Live album by Saga
- Released: August 1982
- Recorded: Copenhagen, Munich
- Genre: Rock
- Length: 43:54
- Label: Steamhammer, Polydor, Maze Records (Canada)
- Producer: Jim Crichton

Saga chronology
| Worlds Apart (1981) | In Transit (1982) | Heads or Tales (1983) |

= In Transit (Saga album) =

In Transit is a live album by Canadian progressive rock band Saga. The album was recorded at the Rudi-Sedlmayer-Halle in Munich on February 5, 1982, and at the Tivoli Concert Hall in Copenhagen on February 22, 23, and 24, 1982. The album went platinum in Canada, selling 100,000 copies and gold in Germany, selling 250,000 copies.
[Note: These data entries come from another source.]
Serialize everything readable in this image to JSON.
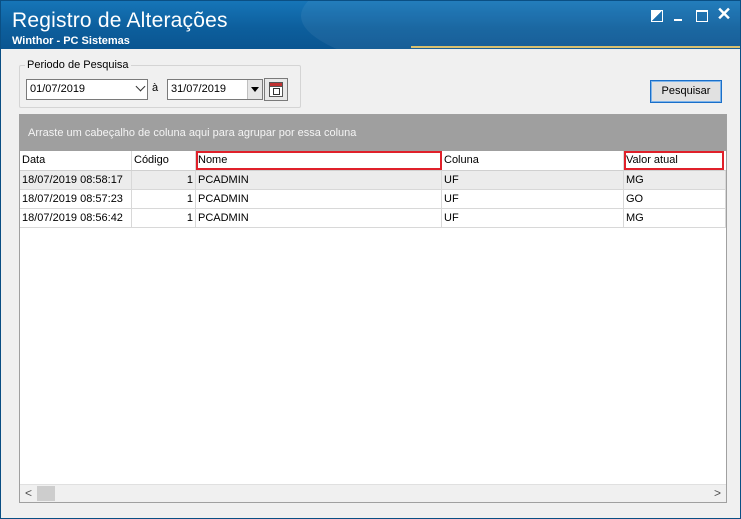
{
  "window": {
    "title": "Registro de Alterações",
    "subtitle": "Winthor - PC Sistemas",
    "controls": [
      "restore-icon",
      "minimize-icon",
      "maximize-icon",
      "close-icon"
    ]
  },
  "filter": {
    "group_label": "Periodo de Pesquisa",
    "start_date": "01/07/2019",
    "between_label": "à",
    "end_date": "31/07/2019",
    "search_button": "Pesquisar"
  },
  "grid": {
    "group_hint": "Arraste um cabeçalho de coluna aqui para agrupar por essa coluna",
    "columns": [
      "Data",
      "Código",
      "Nome",
      "Coluna",
      "Valor atual"
    ],
    "highlighted_columns": [
      "Nome",
      "Valor atual"
    ],
    "rows": [
      {
        "data": "18/07/2019 08:58:17",
        "codigo": "1",
        "nome": "PCADMIN",
        "coluna": "UF",
        "valor": "MG"
      },
      {
        "data": "18/07/2019 08:57:23",
        "codigo": "1",
        "nome": "PCADMIN",
        "coluna": "UF",
        "valor": "GO"
      },
      {
        "data": "18/07/2019 08:56:42",
        "codigo": "1",
        "nome": "PCADMIN",
        "coluna": "UF",
        "valor": "MG"
      }
    ],
    "scroll_left": "<",
    "scroll_right": ">"
  },
  "colors": {
    "titlebar": "#0d5f9d",
    "highlight": "#e0202a",
    "group_panel": "#9f9f9f"
  }
}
The album reached #10 in Canada October 23rd and was #58 in the Canadian year end chart.

Professional ratings
Review scores
| Source | Rating |
| Allmusic | Star |

== Track listing ==

Side One
| No. | Title | Writer(s) | Length |
|---|---|---|---|
| 1. | "Careful Where You Step" | Jim Crichton, Michael Sadler | 4:20 |
| 2. | "Don't Be Late (Chapter Two)" | J. Crichton, Sadler, Ian Crichton | 6:52 |
| 3. | "Humble Stance" | J. Crichton, Sadler, Peter Rochon, I. Crichton | 5:50 |
| 4. | "Wind Him Up" | J. Crichton, Sadler, I. Crichton, Jim Gilmour, Steve Negus | 5:48 |

Side Two
| No. | Title | Writer(s) | Length |
|---|---|---|---|
| 5. | "How Long" | J. Crichton, Sadler, Rochon | 3:52 |
| 6. | "No Regrets (Chapter Five)" | J. Crichton, Sadler | 3:57 |
| 7. | "A Brief Case" | Sadler, Negus | 2:19 |
| 8. | "You're Not Alone" | J. Crichton, I. Crichton, Negus, Rochon | 5:31 |
| 9. | "On the Loose" | Sadler, J. Crichton, I. Crichton, Gilmour, Negus | 5:25 |

==Notes==
- At the end of the album, the toll of chiming bells at Copenhagen Town Hall can be heard
- The 2003 re-release contains a screensaver

==Personnel==
- Michael Sadler - lead vocals, except on "No Regrets (Chapter Five)", keyboards, bass guitar, electronic drum pads on "A Brief Case"
- Ian Crichton - guitars
- Jim Crichton - bass guitar, keyboards
- Jim Gilmour - lead keyboards, backing and lead vocals on "No Regrets (Chapter Five)", clarinet
- Steve Negus - drums and electronic percussion

==Production==
- Produced by Jim Crichton
- Sound Engineering - Gerd Rautenbach
- Assistant Mixing Engineering by Andi Charal
- Technician - Mike Kahsnitz, assisted by Detlef Wiederhoeft
- Mixed at Phase One and Manta Sound Studios, Toronto
- Engineering - Mark Wright, assisted by Robin Brouwer and Lenny DeRose (Phase One) and Ron Searles (Manta)
- Art Direction by Zoran Busic
- Cover design and graphics by Hugh Syme
- Photography by Deborah Samuel

== Charts ==

===Weekly charts===

| Chart (1982) | Peak position |
|---|---|
| Canada Top Albums/CDs (RPM) | 10 |
| Dutch Albums (Album Top 100) | 38 |
| German Albums (Offizielle Top 100) | 3 |
| Norwegian Albums (VG-lista) | 13 |
| Swedish Albums (Sverigetopplistan) | 27 |

===Year-end charts===

| Chart (1982) | Position |
|---|---|
| Canada Top Albums/CDs (RPM) | 58 |
| German Albums (Offizielle Top 100) | 66 |

==Certifications and sales==

| Region | Certification | Certified units/sales |
| Canada (Music Canada) | Platinum | 100,000^{^} |
| Germany (BVMI) | Gold | 250,000^{^} |
| Yugoslavia | — | 8,547 |
^{^} Shipments figures based on certification alone.